Contentieux commercial12 min de lecture

Fondement de l'article 1240 du Code civil, confusion, dénigrement, désorganisation et parasitisme, preuve du préjudice depuis l'arrêt du 9 avril 2025, article 145 du Code de procédure civile, prescription quinquennale, juridiction compétente et référé.

Lenny AmbigaipalanLenny AmbigaipalanAvocat associé
Concurrence déloyale : actes, preuve, préjudice et recours

Un concurrent recrute plusieurs salariés en quelques semaines, reprend une présentation commerciale très proche de la vôtre, contacte vos clients à partir d'informations internes ou diffuse des messages mettant en cause la qualité de vos produits. Ces situations peuvent relever de la concurrence déloyale, mais le simple fait de perdre des clients ou de subir une concurrence agressive ne suffit pas.

La difficulté consiste à identifier ce qui est réellement fautif, à conserver les preuves avant qu'elles ne disparaissent et à démontrer un préjudice en lien avec les agissements reprochés. C'est souvent sur ces trois points — qualification, preuve et chiffrage — que le dossier se joue.

Sur quel fondement repose l'action en concurrence déloyale ?

Il n'existe pas, dans le Code de commerce, un texte général définissant toutes les formes de concurrence déloyale. L'action est principalement construite par la jurisprudence sur le fondement de l'article 1240 du Code civil, selon lequel celui qui cause un dommage par sa faute doit le réparer. L'article 1241 rappelle par ailleurs que la responsabilité peut aussi résulter d'une négligence ou d'une imprudence.

Une faute, un préjudice et un lien de causalité

Trois éléments doivent être distingués : le comportement fautif, le dommage invoqué et le lien entre les deux. La démonstration d'un procédé déloyal ne dispense donc pas automatiquement de justifier la nature et, lorsqu'il s'agit d'un préjudice économique, l'étendue du dommage demandé.

Si l'un de ces éléments de fond n'est pas établi, la demande indemnitaire est en principe rejetée comme mal fondée. Il ne faut pas confondre cette situation avec une irrecevabilité procédurale, qui peut résulter d'une autre difficulté : défaut d'intérêt à agir, prescription, demande nouvelle en appel dans certains cas ou saisine d'une juridiction incompétente.

L'intention de nuire n'est pas une condition générale

Il n'est pas nécessaire de démontrer que le concurrent a agi avec la volonté de vous nuire. La faute de concurrence déloyale s'apprécie d'abord au regard du caractère objectivement déloyal du comportement. Une manœuvre volontaire peut évidemment renforcer le dossier, mais l'absence d'intention malveillante ne suffit pas, à elle seule, à écarter la responsabilité.

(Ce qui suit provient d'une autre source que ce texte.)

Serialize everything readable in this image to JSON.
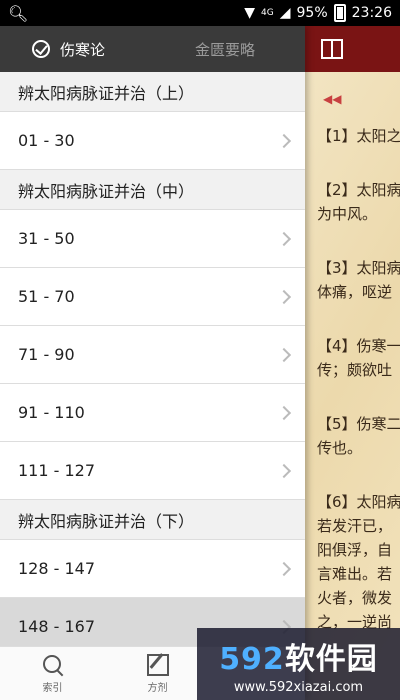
{
  "status_bar": {
    "battery": "95%",
    "time": "23:26",
    "network": "4G"
  },
  "tabs": [
    {
      "label": "伤寒论",
      "active": true
    },
    {
      "label": "金匮要略",
      "active": false
    }
  ],
  "sections": [
    {
      "title": "辨太阳病脉证并治（上）",
      "rows": [
        "01 - 30"
      ]
    },
    {
      "title": "辨太阳病脉证并治（中）",
      "rows": [
        "31 - 50",
        "51 - 70",
        "71 - 90",
        "91 - 110",
        "111 - 127"
      ]
    },
    {
      "title": "辨太阳病脉证并治（下）",
      "rows": [
        "128 - 147",
        "148 - 167"
      ]
    }
  ],
  "bottom_nav": [
    {
      "label": "索引",
      "icon": "search-icon"
    },
    {
      "label": "方剂",
      "icon": "edit-icon"
    }
  ],
  "reader": {
    "verses": [
      "【1】太阳之",
      "【2】太阳病\n为中风。",
      "【3】太阳病\n体痛，呕逆",
      "【4】伤寒一\n传；颇欲吐",
      "【5】伤寒二\n传也。",
      "【6】太阳病\n若发汗已，\n阳俱浮，自\n言难出。若\n火者，微发\n之，一逆尚"
    ]
  },
  "watermark": {
    "brand_number": "592",
    "brand_text": "软件园",
    "url": "www.592xiazai.com"
  },
  "colors": {
    "tab_bar": "#3a3a3a",
    "reader_header": "#7a1414",
    "parchment": "#f0e0b8"
  }
}
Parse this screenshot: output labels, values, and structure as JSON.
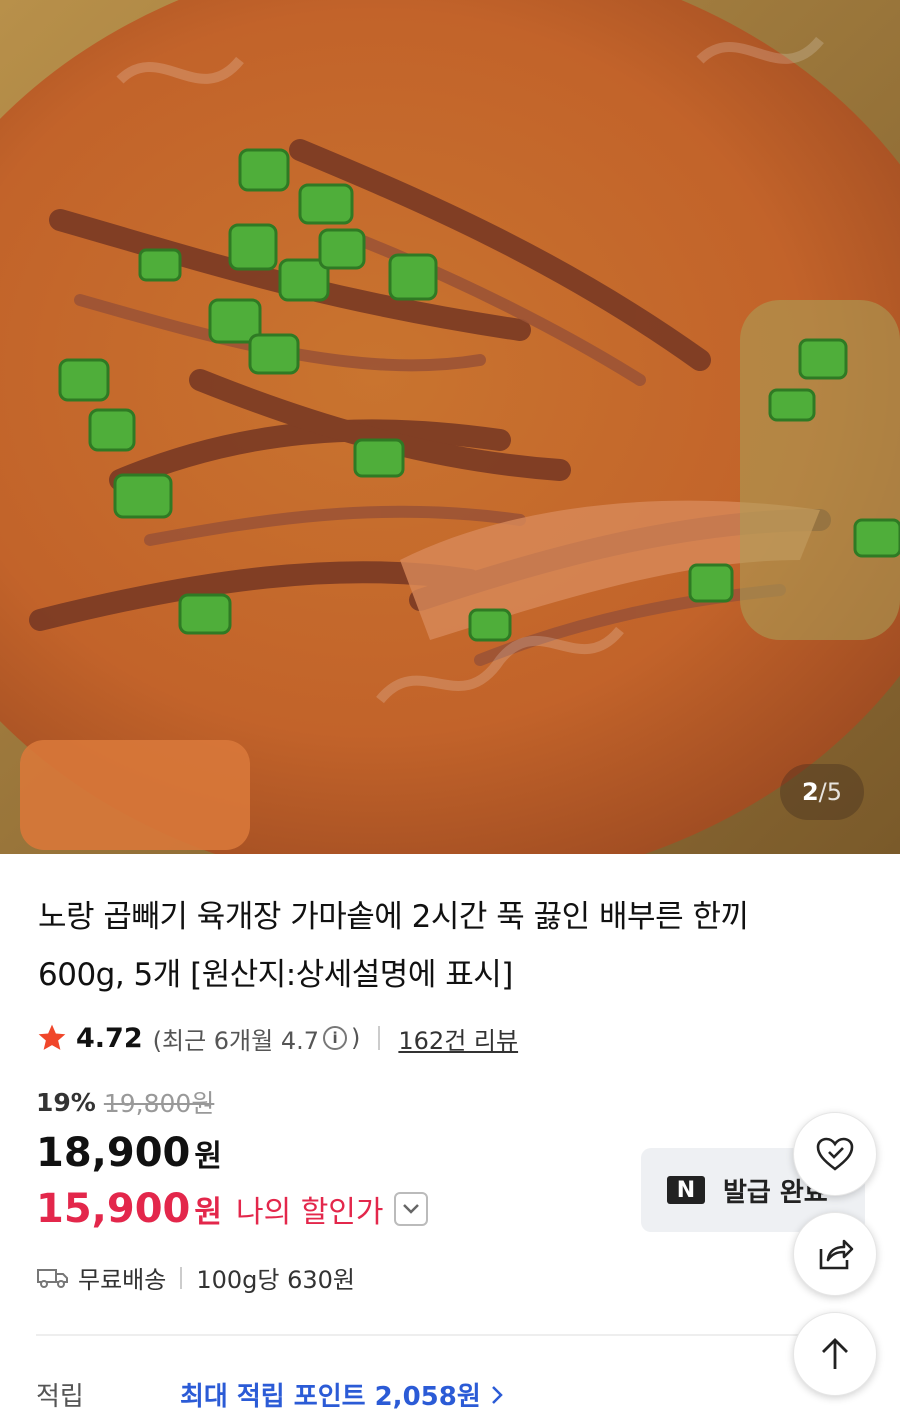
{
  "image_counter": {
    "current": "2",
    "separator": "/",
    "total": "5"
  },
  "product": {
    "title_line1": "노랑 곱빼기 육개장 가마솥에 2시간 푹 끓인 배부른 한끼",
    "title_line2": "600g, 5개 [원산지:상세설명에 표시]"
  },
  "rating": {
    "score": "4.72",
    "recent_prefix": "(최근 6개월 4.7",
    "recent_suffix": ")",
    "reviews": "162건 리뷰"
  },
  "pricing": {
    "discount_pct": "19%",
    "original_price": "19,800원",
    "price": "18,900",
    "price_unit": "원",
    "my_price": "15,900",
    "my_price_unit": "원",
    "my_price_label": "나의 할인가"
  },
  "coupon": {
    "logo": "N",
    "label": "발급 완료"
  },
  "shipping": {
    "free": "무료배송",
    "unit_price": "100g당 630원"
  },
  "points": {
    "label": "적립",
    "value": "최대 적립 포인트 2,058원"
  },
  "icons": {
    "rating": "star-icon",
    "info": "info-icon",
    "dropdown": "chevron-down-icon",
    "shipping": "truck-icon",
    "points_more": "chevron-right-icon",
    "like": "heart-icon",
    "share": "share-icon",
    "top": "arrow-up-icon"
  },
  "colors": {
    "accent_red": "#e3274b",
    "link_blue": "#2b5bd6",
    "star": "#f0462a"
  }
}
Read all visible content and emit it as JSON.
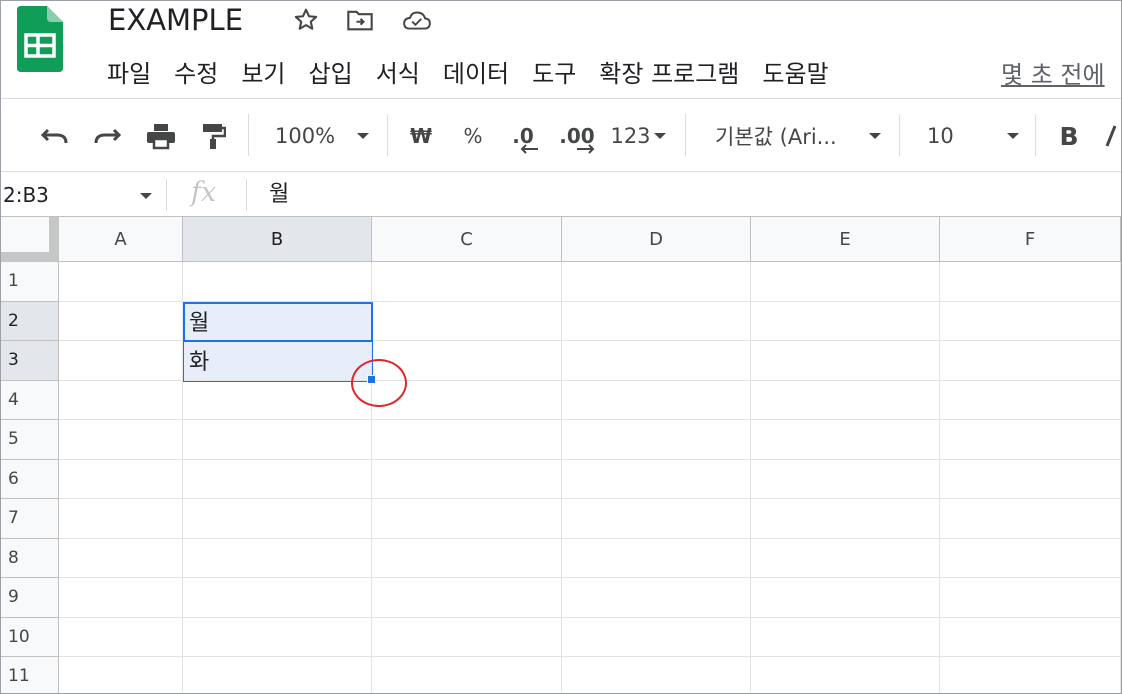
{
  "doc": {
    "title": "EXAMPLE",
    "star_icon": "star-icon",
    "move_icon": "move-to-folder-icon",
    "cloud_icon": "cloud-saved-icon",
    "logo_icon": "google-sheets-logo"
  },
  "menu": {
    "items": [
      "파일",
      "수정",
      "보기",
      "삽입",
      "서식",
      "데이터",
      "도구",
      "확장 프로그램",
      "도움말"
    ],
    "last_edit": "몇 초 전에"
  },
  "toolbar": {
    "zoom": "100%",
    "currency": "₩",
    "percent": "%",
    "decrease_decimal": ".0",
    "increase_decimal": ".00",
    "number_format": "123",
    "font": "기본값 (Ari...",
    "font_size": "10",
    "bold": "B"
  },
  "formula_bar": {
    "name_box": "2:B3",
    "fx": "fx",
    "value": "월"
  },
  "sheet": {
    "columns": [
      "A",
      "B",
      "C",
      "D",
      "E",
      "F"
    ],
    "rows": [
      "1",
      "2",
      "3",
      "4",
      "5",
      "6",
      "7",
      "8",
      "9",
      "10",
      "11"
    ],
    "cells": {
      "B2": "월",
      "B3": "화"
    },
    "selected_range": "B2:B3",
    "active_cell": "B2"
  },
  "colors": {
    "selection": "#1a73e8",
    "selection_fill": "#e8eef9",
    "annotation": "#e0262b",
    "sheets_green": "#0f9d58"
  }
}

Cette distinction est importante : la concurrence déloyale relève de la responsabilité civile. Elle n'est pas, en elle-même, une infraction pénale, même si certains faits peuvent parallèlement recevoir une autre qualification juridique.

Pourquoi la concurrence n'est-elle pas fautive en elle-même ?

Le point de départ reste la liberté du commerce et de l'industrie. Une entreprise peut proposer des prix plus bas, démarcher les clients d'un concurrent, recruter un salarié qui quitte son employeur ou commercialiser un produit non protégé par un droit de propriété intellectuelle. Le droit de la concurrence déloyale ne protège donc pas une entreprise contre la concurrence elle-même ; il sanctionne les procédés déloyaux utilisés pour la pratiquer.

Il n'existe pas de droit privatif sur la clientèle

Une entreprise ne possède pas juridiquement ses clients. Le fait qu'un client choisisse un autre prestataire n'établit donc aucune faute à lui seul. En revanche, une perte de clientèle peut constituer un préjudice économique réparable lorsqu'elle résulte de manœuvres déloyales, par exemple l'utilisation d'un fichier détourné, un dénigrement ou une confusion entretenue sur l'origine des produits.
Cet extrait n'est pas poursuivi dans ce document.